Ukrainian President Vladimir Zelensky has dismissed his Russian counterpart, Vladimir Putin, as a “nobody” who is not worth talking with. The Ukrainian leader had previously claimed that Putin may not be alive at all.
Zelensky made the remarks in an interview with Sky News, recorded on Wednesday. Journalist Kay Burley asked him what would happen if he was “in a room alone with President Putin” and whether it would help resolve the conflict with Russia.
After a long pause, Zelensky replied: “It’s not interesting for me. Not interesting to meet. Not interesting to speak.”
He claimed that Putin was not trustworthy, adding: “I really don’t understand who makes decisions in Russia.”
“Is it too late now?” Burley asked.
“Too late? Not interesting,” Zelensky replied. “Who is he now? After full-scale invasion, for me he is nobody! Nobody!”
When asked about the remarks on Thursday, Kremlin spokesman Dmitry Peskov said they didn’t warrant a response. Zelensky was elected on a platform of peace, but failed to deliver, the Russian official said.

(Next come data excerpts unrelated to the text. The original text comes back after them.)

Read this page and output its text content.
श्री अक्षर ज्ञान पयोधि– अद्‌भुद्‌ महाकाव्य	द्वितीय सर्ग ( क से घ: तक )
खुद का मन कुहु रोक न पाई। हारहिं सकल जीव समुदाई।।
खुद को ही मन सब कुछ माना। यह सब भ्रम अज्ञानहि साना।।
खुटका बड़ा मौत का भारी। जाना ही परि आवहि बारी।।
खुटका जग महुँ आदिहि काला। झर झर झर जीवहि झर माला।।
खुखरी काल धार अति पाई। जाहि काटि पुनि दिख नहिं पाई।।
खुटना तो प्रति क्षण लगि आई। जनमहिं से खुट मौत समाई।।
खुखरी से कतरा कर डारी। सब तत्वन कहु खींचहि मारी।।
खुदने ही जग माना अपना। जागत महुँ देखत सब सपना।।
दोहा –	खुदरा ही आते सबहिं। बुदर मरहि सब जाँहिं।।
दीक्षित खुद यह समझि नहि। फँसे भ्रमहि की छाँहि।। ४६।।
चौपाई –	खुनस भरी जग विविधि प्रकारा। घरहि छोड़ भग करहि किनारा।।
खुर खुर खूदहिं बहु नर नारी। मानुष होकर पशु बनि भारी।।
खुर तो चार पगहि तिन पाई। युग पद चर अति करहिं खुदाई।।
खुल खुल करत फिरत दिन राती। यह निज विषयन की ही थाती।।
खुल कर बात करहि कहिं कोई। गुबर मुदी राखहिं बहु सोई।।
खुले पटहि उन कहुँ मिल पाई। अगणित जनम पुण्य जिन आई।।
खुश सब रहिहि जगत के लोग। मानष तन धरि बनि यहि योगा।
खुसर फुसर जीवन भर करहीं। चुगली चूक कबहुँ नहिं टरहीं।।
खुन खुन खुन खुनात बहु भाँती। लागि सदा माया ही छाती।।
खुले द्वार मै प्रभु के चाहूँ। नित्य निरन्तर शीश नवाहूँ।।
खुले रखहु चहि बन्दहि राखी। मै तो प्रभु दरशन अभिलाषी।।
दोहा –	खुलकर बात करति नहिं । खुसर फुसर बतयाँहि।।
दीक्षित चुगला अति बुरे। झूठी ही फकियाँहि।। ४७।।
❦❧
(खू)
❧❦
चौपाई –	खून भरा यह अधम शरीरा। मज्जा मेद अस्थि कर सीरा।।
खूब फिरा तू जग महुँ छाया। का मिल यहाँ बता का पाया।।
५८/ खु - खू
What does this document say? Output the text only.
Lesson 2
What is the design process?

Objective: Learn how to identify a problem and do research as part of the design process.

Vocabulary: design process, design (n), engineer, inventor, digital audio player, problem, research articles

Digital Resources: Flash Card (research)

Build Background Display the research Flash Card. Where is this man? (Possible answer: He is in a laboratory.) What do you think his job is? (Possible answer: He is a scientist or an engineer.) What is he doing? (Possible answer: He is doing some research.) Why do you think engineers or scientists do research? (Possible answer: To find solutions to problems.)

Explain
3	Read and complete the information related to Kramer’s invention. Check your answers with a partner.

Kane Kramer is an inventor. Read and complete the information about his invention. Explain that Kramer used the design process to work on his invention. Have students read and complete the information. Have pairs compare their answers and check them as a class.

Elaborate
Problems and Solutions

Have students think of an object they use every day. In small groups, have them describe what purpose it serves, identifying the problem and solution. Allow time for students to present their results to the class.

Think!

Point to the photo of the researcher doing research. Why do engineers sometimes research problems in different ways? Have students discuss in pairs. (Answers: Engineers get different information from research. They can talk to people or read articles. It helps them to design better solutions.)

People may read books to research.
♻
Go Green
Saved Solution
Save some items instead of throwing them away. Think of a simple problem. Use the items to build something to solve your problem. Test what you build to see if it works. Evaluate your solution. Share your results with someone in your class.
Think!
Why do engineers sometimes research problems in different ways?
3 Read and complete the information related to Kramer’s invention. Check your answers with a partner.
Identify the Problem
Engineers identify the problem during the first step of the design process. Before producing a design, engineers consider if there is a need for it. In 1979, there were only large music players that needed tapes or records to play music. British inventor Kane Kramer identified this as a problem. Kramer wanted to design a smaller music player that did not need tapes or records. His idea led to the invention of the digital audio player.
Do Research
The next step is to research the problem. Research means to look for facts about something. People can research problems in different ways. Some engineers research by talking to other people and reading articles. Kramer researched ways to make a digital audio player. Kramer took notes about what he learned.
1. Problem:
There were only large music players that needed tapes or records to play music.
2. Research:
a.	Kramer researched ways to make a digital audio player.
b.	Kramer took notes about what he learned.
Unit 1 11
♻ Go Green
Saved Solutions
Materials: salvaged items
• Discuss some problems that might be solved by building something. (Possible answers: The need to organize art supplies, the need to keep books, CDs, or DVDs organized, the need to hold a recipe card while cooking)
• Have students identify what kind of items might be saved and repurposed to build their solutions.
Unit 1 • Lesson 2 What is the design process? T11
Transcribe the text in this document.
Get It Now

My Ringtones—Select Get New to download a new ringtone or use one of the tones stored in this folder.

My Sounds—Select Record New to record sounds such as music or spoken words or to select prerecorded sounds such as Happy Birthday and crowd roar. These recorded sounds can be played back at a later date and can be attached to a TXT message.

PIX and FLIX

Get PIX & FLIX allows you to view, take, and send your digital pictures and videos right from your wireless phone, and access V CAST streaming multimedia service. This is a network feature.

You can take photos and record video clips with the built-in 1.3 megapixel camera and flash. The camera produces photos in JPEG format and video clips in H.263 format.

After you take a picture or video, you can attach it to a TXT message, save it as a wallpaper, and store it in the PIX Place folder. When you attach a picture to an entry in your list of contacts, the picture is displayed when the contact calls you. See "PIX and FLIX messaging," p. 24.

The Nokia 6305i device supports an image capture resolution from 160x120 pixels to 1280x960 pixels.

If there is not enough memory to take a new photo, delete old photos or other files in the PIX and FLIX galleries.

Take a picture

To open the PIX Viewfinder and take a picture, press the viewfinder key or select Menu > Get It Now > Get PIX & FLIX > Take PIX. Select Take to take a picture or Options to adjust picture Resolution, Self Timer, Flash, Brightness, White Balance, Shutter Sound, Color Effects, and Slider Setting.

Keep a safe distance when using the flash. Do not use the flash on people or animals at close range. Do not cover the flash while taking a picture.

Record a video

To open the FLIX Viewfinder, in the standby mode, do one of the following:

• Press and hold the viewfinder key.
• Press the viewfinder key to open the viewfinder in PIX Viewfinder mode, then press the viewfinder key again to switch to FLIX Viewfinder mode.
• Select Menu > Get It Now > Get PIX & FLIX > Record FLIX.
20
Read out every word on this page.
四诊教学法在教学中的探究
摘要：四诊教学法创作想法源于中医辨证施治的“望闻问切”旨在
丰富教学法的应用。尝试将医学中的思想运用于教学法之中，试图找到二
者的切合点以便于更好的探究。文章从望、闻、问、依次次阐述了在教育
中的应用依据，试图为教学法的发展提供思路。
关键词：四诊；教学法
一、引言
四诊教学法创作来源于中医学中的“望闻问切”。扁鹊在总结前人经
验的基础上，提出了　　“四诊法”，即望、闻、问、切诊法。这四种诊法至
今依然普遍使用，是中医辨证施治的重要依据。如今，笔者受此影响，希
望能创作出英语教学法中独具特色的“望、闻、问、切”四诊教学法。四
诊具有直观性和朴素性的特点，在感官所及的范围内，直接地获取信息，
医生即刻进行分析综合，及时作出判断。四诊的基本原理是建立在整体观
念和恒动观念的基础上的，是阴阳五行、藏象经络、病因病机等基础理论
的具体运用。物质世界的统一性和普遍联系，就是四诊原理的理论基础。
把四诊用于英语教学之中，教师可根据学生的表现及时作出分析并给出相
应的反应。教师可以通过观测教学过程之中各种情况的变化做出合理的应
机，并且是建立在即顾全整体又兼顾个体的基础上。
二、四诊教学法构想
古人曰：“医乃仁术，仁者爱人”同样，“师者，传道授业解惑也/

“He didn’t implement the Minsk Agreements. Moreover, it turned out he had no intention to implement them. He was preparing for war,” Peskov assessed, referring to the 2014-2015 peace roadmap for Donbass.
In the same interview, Zelensky acknowledged Russian military advances, which he attributed to a purported indifference to losses by Moscow, and thanked the US and its allies for pledging to supply main battle tanks to Kiev.
The Ukrainian president has previously claimed that he rejected direct contacts with Putin because he was “not certain that the president of Russia, who makes occasional appearances on TV … is actually [Putin].”
“I absolutely do not know whether he is alive, whether he takes decisions or someone else does,” Zelensky stated last week, during an event on the sidelines of the World Economic Forum in Davos, which he attended virtually.
Russian Foreign Minister Sergey Lavrov said this month that seeking talks with Zelensky made no sense because the Ukrainian president was not the person determining his nation’s foreign policy.
The diplomat cited as evidence Kiev’s withdrawal from peace talks, which happened last April, shortly after Moscow accepted in principle Ukraine’s proposal for a truce. The draft document reportedly included among its terms Ukraine’s neutrality and pledge not to host foreign military forces. Western nations “yanked Kiev’s chain and said ‘too early’,” Lavrov remarked.